As you wipe jam off those soft cheeks, repair a broken Duplo tower, change a diaper, scrub the kitchen counters, read the same book five times in a row at bedtime—collect these images in your heart as the physical manifestation of your love. It shouldn’t take long before you could fill a whole museum.
This is a very powerful practice. The hundreds of actions that make up our days undergo a subtle alchemy. We're not just grocery shopping or driving to daycare or folding laundry or doing a dinosaur puzzle. We are putting tangible form to the intangible force of love.
And we are reminded that our efforts matter, that we are cultivating something beautiful and important, even when that value is not recognized financially or societally.
The time is not wasted, it is consecrated.
And what a relief. I have found it so comforting to look at my life through this lens—to see all my care work as the practice of love-as-a-verb.
This reframing work is so important if we want to be intentional with the stories we tell ourselves.
Honestly, I’ve been telling myself that if I just worked smarter, and pushed harder, I wouldn’t be so tired all the time and we’d be eating more fresh vegetables with dinner and I would be able to finish my PhD dissertation proposal between unpacking moving boxes, making new friends, and caring for my toddler during daycare closures.
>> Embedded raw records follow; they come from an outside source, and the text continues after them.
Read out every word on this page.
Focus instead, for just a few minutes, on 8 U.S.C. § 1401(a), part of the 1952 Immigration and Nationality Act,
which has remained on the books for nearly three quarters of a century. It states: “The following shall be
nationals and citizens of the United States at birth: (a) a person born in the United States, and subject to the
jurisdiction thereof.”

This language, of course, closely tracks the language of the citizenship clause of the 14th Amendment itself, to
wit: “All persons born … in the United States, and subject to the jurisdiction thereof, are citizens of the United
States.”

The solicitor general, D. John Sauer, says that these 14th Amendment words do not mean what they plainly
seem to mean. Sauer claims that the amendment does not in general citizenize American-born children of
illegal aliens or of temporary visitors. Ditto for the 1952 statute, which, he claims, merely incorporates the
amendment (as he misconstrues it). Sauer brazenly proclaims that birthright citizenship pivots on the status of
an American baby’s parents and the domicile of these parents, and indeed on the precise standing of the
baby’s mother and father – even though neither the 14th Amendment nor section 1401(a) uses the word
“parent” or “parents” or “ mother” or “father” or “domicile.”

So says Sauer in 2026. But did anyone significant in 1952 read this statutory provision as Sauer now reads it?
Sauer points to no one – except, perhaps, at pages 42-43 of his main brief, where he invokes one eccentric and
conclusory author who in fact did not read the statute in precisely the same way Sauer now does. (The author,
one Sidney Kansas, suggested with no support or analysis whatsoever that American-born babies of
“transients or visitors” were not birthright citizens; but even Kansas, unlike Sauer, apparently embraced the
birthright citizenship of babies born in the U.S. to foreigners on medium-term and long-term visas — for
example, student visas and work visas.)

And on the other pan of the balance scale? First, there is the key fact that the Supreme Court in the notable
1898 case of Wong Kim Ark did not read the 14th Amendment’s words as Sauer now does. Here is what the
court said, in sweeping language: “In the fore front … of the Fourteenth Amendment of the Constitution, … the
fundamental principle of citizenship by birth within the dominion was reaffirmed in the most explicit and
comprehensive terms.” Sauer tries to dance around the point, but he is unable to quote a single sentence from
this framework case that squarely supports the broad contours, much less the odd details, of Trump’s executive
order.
I tell myself that these are the things that matter, and my inability to force my way into grinding productivity is a moral failure.
But when I put a figurative frame over my care work, I see that my days are composed of so much love. My to-do list might be gathering dust, but I turn my love into action over and over and over, every single day. And now I’m doing myself the kindness of telling that truer, more interesting story.
There is so much power in reclaiming our narratives.
We get to decide how we frame our lives.
Thank you for welcoming me into your inbox over the past four weeks. It’s been such a joy to explore these ideas with you, and I’ve been inspired by the stories you’ve shared with me about putting these practices into action.
I hope you feel encouraged to look at your life like art, knowing that there is always beauty ready to meet you.
May you put a gilded frame over the acts of care you perform every day—big and small, recognized and unseen—knowing that they are love in action. May you feel empowered to look at your life through the lens of love.